In the late summer of 2004, a seminary colleague and I pondered the possibility of another four years of Bush 43. The polls were very close, and it seemed highly possible that we could be faced with four more years of G.W. Bush, coupled with both houses of Congress under the Republicans. My colleague observed ruefully, "Perhaps unified Republican rule would be the best education for the people to see just how much they don't want it." Before I could respond, he added, "Though, I really don't know if we can afford four more years of Bush and a Republican Congress." It turns out he was right -- on both accounts.
One could easily bewail the manifold profligracy of the last incarnation of conservative rule, and what it will cost to recover from it. However, I focus my attention here on the extent to which Congress in general and the Bush presidency in particular have served to fuel an exodus from Bushian conservatism. It was Immanuel Kant who once wrote that David Hume awakened him from his dogmatic slumbers, and in like fashion I rejoice -- indeed, give thanks to God -- for the extent to which many Christians have been awakened from the dogmatic slumbers of narrow moralism to a broader moral agenda, one more consistent with the one whose name we bear when we call ourselves Christians. So, I find myself in an odd place as a progressive follower of Jesus, giving thanks to God for a man generally viewed as the enemy of progressive Christianity -- G.W. Bush.
My thanks, though, would remain too abstract without some attempt to be more specific, and I readily grant that, at best, I am trying to find a silver lining in an otherwise profoundly dark cloud. Yet, it is hard to imagine any one thing that has contributed more to the transition of so many young Christians away from the narrow agenda of many of Bush's right-wing Christian enablers than a presidency that stands in such contrast with the values of Jesus. My good friend and Sojourners colleague Jim Wallis likes to express his puzzlement over how Jesus came to be seen as "pro-war, pro-rich, and pro-American." It is now obvious that under the excesses of GWB, many more have come to be similarly puzzled. What could stand more in opposition to our Lord's injunction to be peacemakers than the Bush doctrine of "pre-emptive war" -- unless it be his willingness to put the development and use of nuclear weapons back on the table?

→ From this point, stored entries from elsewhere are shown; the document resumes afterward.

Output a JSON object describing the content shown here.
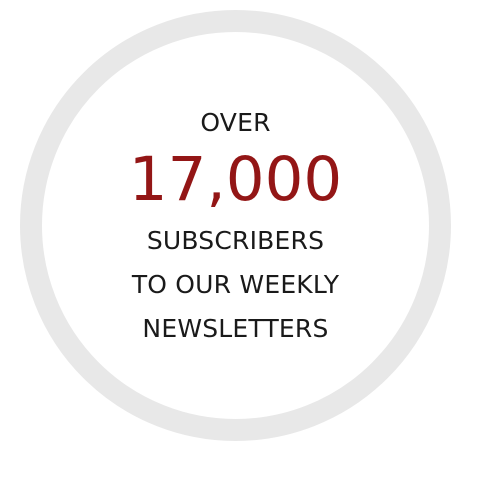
{
  "stat": {
    "prefix": "OVER",
    "number": "17,000",
    "line1": "SUBSCRIBERS",
    "line2": "TO OUR WEEKLY",
    "line3": "NEWSLETTERS"
  },
  "colors": {
    "accent": "#931616",
    "ring": "#e8e8e8",
    "text": "#1a1a1a"
  }
}
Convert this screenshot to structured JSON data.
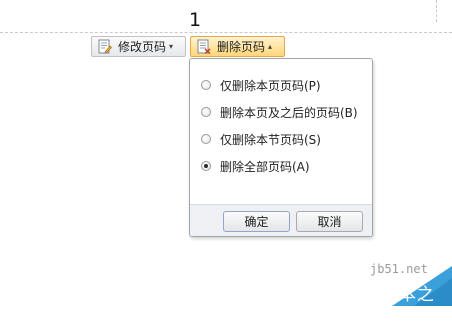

What could stand more in contrast to the values expressed by Jesus in the second half of Matthew 25 than the Bush penchant for tax cuts for the rich, tax cuts paid for on the backs of "the least of these"? What could be more opposed to the God-given obligation to steward the environment than "clean air" rules that worsen air quality, "clean water" rules that worsen water quality, the utter inattention to our dependence on non-renewable energy sources, and the propagandized denial of climate change? Finally, could there be any stronger expression of hubris vis-à-vis the rightful concerns of our global partners than Bushian unilateralism?
On the one hand, George W. Bush will leave a somber legacy, from which it will take years of our best thinking and acting to recover. We rightly bewail this legacy and, sadly, must to some extent own our complicity for allowing his "all fear, all the time" mantra to bewitch us. On the other hand, just as our deepest appreciation of the light often comes in the midst of the darkest hour, perhaps it took the darkness of Bushian conservatism to help us see its bankruptcy on Christian grounds. If this be the case, then maybe there will be one positive, lasting legacy of this administration: Perhaps, for a generation, we will not allow ourselves so easily to be distracted from the simple message of Jesus -- "Blessed are the peacemakers, care for the least of these, think first of the interest of others, love your enemies ...." May it be so.
Chuck Gutenson is the chief operating officer for Sojourners.